As a leading global provider of information and communications technology (ICT) infrastructure and smart devices and the first major Chinese company to embrace open-source software (OSS), Huawei is reinforcing its commitment to OSS as an enabler of advanced communications systems.

In October 2019, the company also became a Strategic Member of the Eclipse Foundation, stating: “At Huawei, we prefer to have both open source software and open governance around our projects.”

“Huawei is committed to offering the highest-quality ICT and smart devices. Linux and OSS are critical elements of technologies we are developing and integrating with carriers and enterprises around the globe,” said Jianxin Ding, Head of Global Intellectual Property, at Huawei. “By joining the Open Invention Network, we are demonstrating our continued commitment to innovation, and supporting it with patent non-aggression in Linux and other core open source projects.”

“In addition to being a worldwide technology leader, Huawei is consistently a top contributor to the Linux Kernel, other key open source projects, and is a Platinum member of the Linux Foundation,” said Jim Zemlin, Executive Director at the Linux Foundation. “By joining the Open Invention Network community, Huawei is further demonstrating its strong support for defending open source and open collaboration.”

OIN CEO Keith Bergelt says, “It’s probably one of the top five companies that we have been chasing for quite some time.
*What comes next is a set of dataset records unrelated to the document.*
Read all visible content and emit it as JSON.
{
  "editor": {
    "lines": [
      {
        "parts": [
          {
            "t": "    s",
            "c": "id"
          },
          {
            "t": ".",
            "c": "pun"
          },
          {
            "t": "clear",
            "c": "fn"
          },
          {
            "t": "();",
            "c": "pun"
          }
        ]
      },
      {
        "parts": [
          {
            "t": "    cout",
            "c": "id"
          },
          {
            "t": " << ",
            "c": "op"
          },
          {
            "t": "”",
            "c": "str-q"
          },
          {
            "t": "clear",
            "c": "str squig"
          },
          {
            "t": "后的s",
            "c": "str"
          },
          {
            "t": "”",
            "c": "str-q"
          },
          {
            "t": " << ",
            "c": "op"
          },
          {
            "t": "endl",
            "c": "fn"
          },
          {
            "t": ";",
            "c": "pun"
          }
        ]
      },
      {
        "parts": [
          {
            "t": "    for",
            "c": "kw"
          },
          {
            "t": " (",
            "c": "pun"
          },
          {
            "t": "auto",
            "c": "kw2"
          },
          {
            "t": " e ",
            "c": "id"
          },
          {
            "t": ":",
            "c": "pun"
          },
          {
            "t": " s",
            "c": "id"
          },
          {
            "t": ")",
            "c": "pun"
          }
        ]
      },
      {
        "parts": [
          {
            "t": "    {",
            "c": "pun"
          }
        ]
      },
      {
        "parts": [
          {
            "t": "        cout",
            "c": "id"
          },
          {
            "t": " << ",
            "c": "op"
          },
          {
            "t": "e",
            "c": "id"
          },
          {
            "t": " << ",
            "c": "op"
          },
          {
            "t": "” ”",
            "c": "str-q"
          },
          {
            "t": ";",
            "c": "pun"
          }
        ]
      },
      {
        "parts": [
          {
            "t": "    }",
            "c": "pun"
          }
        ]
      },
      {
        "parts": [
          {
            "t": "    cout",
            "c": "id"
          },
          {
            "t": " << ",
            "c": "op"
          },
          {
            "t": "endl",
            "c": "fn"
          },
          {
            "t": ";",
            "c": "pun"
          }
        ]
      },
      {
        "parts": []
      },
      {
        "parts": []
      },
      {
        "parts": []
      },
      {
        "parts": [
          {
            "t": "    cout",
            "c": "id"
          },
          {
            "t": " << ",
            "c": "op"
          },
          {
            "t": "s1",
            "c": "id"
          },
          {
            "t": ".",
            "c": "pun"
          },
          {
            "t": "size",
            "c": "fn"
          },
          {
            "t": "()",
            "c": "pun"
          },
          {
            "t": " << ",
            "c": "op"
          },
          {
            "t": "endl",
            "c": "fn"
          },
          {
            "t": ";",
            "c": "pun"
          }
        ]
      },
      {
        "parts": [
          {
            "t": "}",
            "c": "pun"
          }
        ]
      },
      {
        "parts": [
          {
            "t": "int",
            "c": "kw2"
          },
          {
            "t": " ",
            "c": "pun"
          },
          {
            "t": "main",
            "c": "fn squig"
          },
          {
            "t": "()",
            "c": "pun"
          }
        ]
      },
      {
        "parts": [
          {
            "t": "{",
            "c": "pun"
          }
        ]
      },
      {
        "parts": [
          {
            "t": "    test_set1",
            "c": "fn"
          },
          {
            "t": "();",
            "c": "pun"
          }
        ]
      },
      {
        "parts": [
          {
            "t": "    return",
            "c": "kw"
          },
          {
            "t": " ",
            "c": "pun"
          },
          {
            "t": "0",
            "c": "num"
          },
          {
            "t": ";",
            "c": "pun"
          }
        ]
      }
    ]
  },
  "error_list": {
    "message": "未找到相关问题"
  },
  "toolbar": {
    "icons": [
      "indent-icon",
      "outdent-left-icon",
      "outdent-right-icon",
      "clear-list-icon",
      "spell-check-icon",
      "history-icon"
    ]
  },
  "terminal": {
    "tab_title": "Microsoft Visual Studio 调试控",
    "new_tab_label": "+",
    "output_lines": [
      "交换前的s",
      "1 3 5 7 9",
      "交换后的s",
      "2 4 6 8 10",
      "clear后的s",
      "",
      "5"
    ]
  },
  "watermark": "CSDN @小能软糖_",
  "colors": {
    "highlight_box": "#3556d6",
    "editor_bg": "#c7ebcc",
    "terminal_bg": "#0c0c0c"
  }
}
I think my first conversations with Huawei were nine years ago. Back then Huawei wasn’t doing that much in open source, but in the last six and a half years, Huawei has become very committed to open source and very active as a member of the board of the Linux Foundation. Among equipment suppliers, Huawei has been a model.”

Trade sanctions against Huawei and issues with Google licenses may also be a factor behind the company’s further embrace of open source.